With the success of a community being driven by a sense of belonging and opportunities for engagement, resulting in a better local economy, it is in the interest of developers to create public spaces that encourage community and a sense of place. A strong community that attracts people means higher residential prices, higher commercial prices and more demand for the community.
Community is place driven, but not always living location driven. Successful communities in the inner-city can have a significant ‘artificial community’ for non-residents. Consider where you prefer to shop/eat/walk/interact. For many that work in downtown Calgary, inner-city communities represent way-point stops on the way home or after work for social interaction that is not afforded in the suburbs.
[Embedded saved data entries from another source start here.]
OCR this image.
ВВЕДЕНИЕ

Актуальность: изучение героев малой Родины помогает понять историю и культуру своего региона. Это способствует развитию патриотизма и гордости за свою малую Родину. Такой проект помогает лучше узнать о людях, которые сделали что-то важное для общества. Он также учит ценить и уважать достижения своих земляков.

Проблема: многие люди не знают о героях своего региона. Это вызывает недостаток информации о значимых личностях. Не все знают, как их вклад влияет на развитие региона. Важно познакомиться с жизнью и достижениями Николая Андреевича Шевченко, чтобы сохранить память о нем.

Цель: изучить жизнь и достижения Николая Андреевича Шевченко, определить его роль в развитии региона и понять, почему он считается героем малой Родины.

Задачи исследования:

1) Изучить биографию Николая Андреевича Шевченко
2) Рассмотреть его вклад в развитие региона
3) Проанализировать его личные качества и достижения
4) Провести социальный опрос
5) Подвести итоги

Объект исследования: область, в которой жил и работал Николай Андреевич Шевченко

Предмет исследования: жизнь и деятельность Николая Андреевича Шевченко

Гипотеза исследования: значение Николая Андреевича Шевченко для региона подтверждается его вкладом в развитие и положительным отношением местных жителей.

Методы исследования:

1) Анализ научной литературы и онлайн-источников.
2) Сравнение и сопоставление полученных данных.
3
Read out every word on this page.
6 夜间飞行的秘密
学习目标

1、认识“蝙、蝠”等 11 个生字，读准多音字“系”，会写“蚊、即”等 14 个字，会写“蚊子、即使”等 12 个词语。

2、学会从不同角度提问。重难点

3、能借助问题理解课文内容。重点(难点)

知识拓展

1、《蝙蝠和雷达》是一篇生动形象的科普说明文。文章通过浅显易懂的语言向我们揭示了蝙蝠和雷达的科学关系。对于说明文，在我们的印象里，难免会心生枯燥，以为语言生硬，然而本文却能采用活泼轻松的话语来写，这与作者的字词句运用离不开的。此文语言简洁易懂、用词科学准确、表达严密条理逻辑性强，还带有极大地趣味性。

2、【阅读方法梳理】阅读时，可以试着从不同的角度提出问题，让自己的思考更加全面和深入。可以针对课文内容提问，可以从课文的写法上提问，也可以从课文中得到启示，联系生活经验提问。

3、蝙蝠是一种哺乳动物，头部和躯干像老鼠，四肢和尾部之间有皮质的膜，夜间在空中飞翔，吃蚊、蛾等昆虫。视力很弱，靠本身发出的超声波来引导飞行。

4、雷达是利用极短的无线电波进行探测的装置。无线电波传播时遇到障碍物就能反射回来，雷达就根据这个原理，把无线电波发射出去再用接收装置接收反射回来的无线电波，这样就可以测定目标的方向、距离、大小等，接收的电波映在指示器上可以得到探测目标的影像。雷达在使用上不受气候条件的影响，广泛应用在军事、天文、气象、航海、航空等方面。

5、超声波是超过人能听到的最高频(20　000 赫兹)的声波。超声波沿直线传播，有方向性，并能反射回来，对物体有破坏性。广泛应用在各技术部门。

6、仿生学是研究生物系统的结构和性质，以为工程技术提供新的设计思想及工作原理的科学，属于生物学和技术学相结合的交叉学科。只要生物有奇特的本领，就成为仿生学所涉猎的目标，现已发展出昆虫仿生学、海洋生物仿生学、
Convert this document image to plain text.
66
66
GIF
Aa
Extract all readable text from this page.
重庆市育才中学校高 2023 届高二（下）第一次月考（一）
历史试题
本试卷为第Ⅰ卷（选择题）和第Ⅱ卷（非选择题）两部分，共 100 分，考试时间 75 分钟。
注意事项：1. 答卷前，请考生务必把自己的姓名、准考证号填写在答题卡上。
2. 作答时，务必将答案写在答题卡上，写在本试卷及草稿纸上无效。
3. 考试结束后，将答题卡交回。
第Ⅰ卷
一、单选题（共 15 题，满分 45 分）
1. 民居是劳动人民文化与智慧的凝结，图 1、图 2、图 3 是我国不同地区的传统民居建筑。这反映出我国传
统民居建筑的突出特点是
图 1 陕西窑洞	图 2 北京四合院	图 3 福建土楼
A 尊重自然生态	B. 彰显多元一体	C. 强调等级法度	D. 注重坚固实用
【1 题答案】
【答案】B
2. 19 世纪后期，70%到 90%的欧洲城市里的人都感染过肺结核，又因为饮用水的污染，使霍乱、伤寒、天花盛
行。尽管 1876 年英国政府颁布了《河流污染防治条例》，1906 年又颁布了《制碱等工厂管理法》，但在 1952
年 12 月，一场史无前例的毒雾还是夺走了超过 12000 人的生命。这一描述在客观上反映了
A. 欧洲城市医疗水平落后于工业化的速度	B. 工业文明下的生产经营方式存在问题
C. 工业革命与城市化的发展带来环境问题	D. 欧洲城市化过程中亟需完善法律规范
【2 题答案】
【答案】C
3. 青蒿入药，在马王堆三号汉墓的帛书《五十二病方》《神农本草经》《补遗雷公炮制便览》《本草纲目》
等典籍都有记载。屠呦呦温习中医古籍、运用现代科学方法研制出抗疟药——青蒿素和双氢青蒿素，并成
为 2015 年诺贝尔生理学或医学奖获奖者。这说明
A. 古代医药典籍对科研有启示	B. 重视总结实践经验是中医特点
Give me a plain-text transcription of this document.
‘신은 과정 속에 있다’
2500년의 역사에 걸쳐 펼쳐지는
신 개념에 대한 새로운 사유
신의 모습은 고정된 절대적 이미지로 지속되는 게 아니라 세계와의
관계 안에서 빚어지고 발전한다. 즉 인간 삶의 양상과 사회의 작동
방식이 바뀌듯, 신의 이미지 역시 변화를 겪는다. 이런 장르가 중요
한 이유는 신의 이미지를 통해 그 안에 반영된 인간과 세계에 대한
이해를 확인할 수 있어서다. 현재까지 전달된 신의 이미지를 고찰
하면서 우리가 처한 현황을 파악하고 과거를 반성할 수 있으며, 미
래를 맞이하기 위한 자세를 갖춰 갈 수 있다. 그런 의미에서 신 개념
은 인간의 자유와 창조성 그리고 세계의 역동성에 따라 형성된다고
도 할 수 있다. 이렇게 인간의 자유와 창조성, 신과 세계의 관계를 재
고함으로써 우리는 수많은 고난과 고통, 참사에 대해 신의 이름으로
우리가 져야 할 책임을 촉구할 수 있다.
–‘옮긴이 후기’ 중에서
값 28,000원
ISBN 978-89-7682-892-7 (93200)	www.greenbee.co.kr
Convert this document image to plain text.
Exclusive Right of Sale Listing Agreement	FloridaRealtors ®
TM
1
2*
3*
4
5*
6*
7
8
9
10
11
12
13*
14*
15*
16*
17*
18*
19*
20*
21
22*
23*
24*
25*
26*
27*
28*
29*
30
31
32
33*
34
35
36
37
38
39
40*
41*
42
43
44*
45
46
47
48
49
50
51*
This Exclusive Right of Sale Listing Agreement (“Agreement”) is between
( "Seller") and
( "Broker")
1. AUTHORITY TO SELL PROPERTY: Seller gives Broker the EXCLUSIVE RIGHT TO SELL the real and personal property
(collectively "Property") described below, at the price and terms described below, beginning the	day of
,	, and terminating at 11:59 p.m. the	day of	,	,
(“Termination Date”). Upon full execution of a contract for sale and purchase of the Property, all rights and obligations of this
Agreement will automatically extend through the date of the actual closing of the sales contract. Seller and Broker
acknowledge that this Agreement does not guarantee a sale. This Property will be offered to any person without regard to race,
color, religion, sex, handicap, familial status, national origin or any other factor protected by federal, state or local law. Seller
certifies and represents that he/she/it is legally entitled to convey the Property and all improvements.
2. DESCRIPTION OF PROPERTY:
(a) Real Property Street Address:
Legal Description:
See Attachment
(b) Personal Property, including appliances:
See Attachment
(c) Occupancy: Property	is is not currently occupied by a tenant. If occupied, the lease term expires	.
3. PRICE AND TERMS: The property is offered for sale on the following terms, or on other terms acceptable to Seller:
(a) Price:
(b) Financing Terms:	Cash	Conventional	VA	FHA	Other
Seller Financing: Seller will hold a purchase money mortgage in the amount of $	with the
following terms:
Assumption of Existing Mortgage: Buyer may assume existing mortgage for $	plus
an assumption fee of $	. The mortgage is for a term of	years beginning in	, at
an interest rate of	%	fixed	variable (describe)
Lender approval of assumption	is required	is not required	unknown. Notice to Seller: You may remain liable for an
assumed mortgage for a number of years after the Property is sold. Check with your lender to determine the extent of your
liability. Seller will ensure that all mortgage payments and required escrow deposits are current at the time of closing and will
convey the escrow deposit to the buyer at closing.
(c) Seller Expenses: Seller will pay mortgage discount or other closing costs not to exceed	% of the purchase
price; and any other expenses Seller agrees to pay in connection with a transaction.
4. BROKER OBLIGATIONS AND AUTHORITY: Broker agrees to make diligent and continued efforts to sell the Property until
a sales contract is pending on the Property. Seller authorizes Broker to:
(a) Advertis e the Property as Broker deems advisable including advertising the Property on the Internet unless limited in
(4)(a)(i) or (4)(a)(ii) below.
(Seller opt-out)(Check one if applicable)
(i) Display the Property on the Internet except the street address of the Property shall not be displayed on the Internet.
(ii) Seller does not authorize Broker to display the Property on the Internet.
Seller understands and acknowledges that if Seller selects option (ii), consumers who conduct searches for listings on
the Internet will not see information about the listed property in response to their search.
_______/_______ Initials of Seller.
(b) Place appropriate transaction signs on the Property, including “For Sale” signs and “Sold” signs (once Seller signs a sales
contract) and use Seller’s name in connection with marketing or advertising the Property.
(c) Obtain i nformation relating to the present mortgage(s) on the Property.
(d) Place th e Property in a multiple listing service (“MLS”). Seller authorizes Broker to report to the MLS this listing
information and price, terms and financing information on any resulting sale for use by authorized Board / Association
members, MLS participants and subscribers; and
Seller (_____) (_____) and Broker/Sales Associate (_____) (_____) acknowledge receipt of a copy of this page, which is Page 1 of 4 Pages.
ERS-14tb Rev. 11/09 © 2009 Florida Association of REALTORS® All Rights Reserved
Notably absent from subdivisions are the bustling, busy, retail dense ‘main streets’ that reflect competing restaurants and retailers that attract people to opportunities for choice in eating, shopping and social interaction. The ‘commercial hub’ approach to commercial development often still only affords one or two choices for shopping/groceries/eating places within the hub.
Inviting community interaction when developing a building and the adjacent public accessed spaces fosters community connectives and creates positive community ties with a view to placemaking and the fostering of community attachment. The financial reward of vibrant communities speak for themselves: thriving communities command higher retail and commercial lease rates and residential sale prices.